Bodo Ramelow, head of the eastern Thuringia state, made the confession during what he thought was a closed meeting on the invitation-only audio chatroom app Clubhouse at the weekend.

The politician from the hard-left Die Linke party said that during the often hours-long sessions, “some people play Sudoku, others play chess or Scrabble on their phones, and I play Candy Crush,” according to German media reports.

He also reportedly referred to the chancellor as “Merkelchen”, a diminutive meaning “little Merkel”.

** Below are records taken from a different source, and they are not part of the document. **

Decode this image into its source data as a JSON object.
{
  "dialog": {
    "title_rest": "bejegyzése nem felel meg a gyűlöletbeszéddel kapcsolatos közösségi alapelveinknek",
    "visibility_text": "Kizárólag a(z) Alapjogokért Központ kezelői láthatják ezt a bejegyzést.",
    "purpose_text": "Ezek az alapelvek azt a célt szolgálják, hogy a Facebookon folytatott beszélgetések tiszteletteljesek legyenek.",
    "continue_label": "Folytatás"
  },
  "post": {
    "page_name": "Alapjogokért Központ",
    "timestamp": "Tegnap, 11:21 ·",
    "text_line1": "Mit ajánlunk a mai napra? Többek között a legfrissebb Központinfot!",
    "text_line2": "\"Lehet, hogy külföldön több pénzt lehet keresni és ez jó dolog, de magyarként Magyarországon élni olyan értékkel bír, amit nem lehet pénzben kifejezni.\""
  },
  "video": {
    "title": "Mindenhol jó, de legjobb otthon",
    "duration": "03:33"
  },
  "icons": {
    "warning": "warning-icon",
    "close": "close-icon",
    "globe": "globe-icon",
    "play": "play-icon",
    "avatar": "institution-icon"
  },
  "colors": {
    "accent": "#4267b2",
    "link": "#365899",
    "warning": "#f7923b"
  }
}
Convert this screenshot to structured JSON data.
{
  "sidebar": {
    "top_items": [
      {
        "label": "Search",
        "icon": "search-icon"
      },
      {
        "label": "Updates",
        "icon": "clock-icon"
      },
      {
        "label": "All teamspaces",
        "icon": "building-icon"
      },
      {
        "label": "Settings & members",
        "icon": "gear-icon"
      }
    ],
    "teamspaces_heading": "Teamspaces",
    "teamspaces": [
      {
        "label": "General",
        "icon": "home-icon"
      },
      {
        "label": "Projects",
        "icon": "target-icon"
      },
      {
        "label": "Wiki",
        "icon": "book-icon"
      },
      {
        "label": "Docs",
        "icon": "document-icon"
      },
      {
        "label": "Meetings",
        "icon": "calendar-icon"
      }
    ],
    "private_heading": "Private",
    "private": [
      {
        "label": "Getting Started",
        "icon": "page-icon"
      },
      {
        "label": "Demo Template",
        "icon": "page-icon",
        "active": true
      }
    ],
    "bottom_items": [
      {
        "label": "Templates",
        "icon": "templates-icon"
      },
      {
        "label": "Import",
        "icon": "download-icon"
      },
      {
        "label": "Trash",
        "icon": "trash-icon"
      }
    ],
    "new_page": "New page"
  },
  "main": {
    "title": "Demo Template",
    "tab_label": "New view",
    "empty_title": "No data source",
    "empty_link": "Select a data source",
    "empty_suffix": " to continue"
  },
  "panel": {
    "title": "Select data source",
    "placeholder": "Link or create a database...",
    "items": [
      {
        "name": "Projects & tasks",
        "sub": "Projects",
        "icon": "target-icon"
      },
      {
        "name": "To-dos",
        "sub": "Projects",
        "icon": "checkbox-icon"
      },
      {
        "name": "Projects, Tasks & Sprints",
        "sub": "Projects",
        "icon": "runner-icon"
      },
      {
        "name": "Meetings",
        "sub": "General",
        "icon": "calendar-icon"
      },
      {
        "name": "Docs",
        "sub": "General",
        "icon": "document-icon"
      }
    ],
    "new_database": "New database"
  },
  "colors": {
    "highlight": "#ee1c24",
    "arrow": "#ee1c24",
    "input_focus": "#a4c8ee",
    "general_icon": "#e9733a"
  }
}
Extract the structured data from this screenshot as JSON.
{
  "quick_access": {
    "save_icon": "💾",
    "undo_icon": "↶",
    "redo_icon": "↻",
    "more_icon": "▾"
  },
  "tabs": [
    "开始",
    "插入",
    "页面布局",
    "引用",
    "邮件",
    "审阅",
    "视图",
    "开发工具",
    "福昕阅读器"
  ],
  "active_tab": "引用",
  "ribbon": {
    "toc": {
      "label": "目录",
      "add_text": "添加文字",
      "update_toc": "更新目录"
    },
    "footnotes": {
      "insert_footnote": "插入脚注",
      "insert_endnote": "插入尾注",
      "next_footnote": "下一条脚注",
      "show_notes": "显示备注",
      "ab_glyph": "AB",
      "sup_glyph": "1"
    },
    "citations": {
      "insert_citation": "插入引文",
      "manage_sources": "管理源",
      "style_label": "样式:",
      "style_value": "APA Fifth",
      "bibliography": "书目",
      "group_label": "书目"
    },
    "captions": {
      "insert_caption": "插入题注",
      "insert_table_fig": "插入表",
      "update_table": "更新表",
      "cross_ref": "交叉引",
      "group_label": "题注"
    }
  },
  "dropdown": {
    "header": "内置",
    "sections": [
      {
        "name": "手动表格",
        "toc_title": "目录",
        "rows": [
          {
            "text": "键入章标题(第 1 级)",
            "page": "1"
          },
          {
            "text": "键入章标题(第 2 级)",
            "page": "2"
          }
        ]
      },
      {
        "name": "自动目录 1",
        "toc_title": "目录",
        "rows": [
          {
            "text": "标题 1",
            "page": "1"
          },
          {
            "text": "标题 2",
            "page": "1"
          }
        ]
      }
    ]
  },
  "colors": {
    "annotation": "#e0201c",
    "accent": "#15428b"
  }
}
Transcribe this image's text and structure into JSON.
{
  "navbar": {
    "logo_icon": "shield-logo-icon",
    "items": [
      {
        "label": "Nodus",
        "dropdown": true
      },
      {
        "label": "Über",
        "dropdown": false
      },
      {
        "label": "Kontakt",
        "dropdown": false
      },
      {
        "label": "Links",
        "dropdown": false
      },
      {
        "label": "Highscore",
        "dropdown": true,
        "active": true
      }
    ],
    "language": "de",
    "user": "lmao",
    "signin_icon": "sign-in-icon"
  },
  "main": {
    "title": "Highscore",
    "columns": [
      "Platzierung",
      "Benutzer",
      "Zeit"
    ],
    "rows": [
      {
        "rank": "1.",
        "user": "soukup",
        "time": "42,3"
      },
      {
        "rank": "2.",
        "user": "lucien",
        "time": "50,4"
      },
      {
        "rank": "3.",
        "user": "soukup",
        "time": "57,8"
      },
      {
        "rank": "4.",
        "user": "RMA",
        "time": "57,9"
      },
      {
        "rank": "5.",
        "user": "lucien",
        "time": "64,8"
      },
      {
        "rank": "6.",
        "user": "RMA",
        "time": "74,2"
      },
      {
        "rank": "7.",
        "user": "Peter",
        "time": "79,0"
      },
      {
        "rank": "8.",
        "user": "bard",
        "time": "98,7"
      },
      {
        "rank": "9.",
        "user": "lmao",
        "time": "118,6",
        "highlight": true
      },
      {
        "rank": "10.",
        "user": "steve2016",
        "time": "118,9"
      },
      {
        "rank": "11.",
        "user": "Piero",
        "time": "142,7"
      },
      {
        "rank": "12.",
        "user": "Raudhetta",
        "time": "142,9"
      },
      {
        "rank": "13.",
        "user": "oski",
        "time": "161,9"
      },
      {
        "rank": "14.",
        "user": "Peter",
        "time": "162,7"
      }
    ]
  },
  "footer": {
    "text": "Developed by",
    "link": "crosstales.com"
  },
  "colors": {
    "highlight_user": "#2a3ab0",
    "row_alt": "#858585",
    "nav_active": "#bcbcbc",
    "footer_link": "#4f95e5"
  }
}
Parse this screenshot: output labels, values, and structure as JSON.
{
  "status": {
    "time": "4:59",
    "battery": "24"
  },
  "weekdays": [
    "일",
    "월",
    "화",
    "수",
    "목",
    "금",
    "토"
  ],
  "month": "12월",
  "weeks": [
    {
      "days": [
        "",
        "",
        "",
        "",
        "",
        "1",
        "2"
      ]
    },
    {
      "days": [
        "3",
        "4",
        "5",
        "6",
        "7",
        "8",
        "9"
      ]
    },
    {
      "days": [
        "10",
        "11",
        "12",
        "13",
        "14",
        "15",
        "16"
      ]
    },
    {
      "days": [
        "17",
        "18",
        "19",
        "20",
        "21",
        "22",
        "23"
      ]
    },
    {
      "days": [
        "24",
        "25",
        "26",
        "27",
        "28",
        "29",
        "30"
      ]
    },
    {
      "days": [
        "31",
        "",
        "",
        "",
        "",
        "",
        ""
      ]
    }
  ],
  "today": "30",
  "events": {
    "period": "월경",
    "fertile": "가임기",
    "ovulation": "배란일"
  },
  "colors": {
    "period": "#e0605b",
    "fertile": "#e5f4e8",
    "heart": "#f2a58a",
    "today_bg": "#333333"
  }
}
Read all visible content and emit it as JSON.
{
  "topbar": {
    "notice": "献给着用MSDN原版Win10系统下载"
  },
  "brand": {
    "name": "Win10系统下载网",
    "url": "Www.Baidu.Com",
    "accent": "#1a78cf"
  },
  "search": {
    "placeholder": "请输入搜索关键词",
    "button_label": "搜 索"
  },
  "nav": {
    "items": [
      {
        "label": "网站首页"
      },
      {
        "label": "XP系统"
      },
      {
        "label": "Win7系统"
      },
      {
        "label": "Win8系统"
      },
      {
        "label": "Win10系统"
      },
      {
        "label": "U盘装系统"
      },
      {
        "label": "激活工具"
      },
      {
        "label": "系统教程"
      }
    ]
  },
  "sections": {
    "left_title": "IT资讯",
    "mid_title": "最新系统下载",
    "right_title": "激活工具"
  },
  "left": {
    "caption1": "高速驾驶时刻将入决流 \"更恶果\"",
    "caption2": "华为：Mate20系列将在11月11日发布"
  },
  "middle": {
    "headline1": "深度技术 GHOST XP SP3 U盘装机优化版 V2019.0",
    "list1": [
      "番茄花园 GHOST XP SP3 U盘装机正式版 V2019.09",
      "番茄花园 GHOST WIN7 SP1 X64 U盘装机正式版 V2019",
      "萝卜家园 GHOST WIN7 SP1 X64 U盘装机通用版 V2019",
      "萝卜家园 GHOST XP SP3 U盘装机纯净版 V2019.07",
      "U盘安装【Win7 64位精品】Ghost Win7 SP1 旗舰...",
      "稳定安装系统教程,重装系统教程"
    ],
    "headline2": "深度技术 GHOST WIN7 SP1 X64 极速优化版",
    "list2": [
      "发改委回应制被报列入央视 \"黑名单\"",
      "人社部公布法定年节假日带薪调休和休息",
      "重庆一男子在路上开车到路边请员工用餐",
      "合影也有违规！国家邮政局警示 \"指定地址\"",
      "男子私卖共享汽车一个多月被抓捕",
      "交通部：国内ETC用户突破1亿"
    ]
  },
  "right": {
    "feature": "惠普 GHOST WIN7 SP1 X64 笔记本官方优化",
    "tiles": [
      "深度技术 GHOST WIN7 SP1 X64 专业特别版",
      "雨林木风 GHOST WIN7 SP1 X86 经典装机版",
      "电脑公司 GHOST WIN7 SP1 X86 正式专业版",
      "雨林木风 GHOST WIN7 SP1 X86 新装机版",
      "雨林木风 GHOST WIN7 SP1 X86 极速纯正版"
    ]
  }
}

Responding to criticism online and in the media, Ramelow apologised for the Merkel slur and reflected on Twitter that “diminishing the chancellor's name was an act of male ignorance”.

At a press conference in Berlin on Monday, Merkel's spokesman Steffen Seibert quipped that the revelation “speaks for itself and requires no further comment”.

Armin Laschet, the head of Merkel's conservative CDU party, said he did not play games in the pandemic conferences “because they are about very, very important questions”.

“We are discussing fundamental encroachments on basic rights… in schools, in education, in the economy, and you have to be involved in a focused way,” he told reporters in Berlin on Monday.

Thuringia's interior minister, Georg Maier of the Social Democrats, told the RND broadcaster that Ramelow “should reconsider his behaviour”.

Ramelow and other state premiers pushed back hard against Merkel's proposals for a tougher lockdown at a decisive pandemic meeting in October – weeks before an explosion in new coronavirus cases.

Ramelow has since expressed regret and admitted that the chancellor was right to push for tougher measures.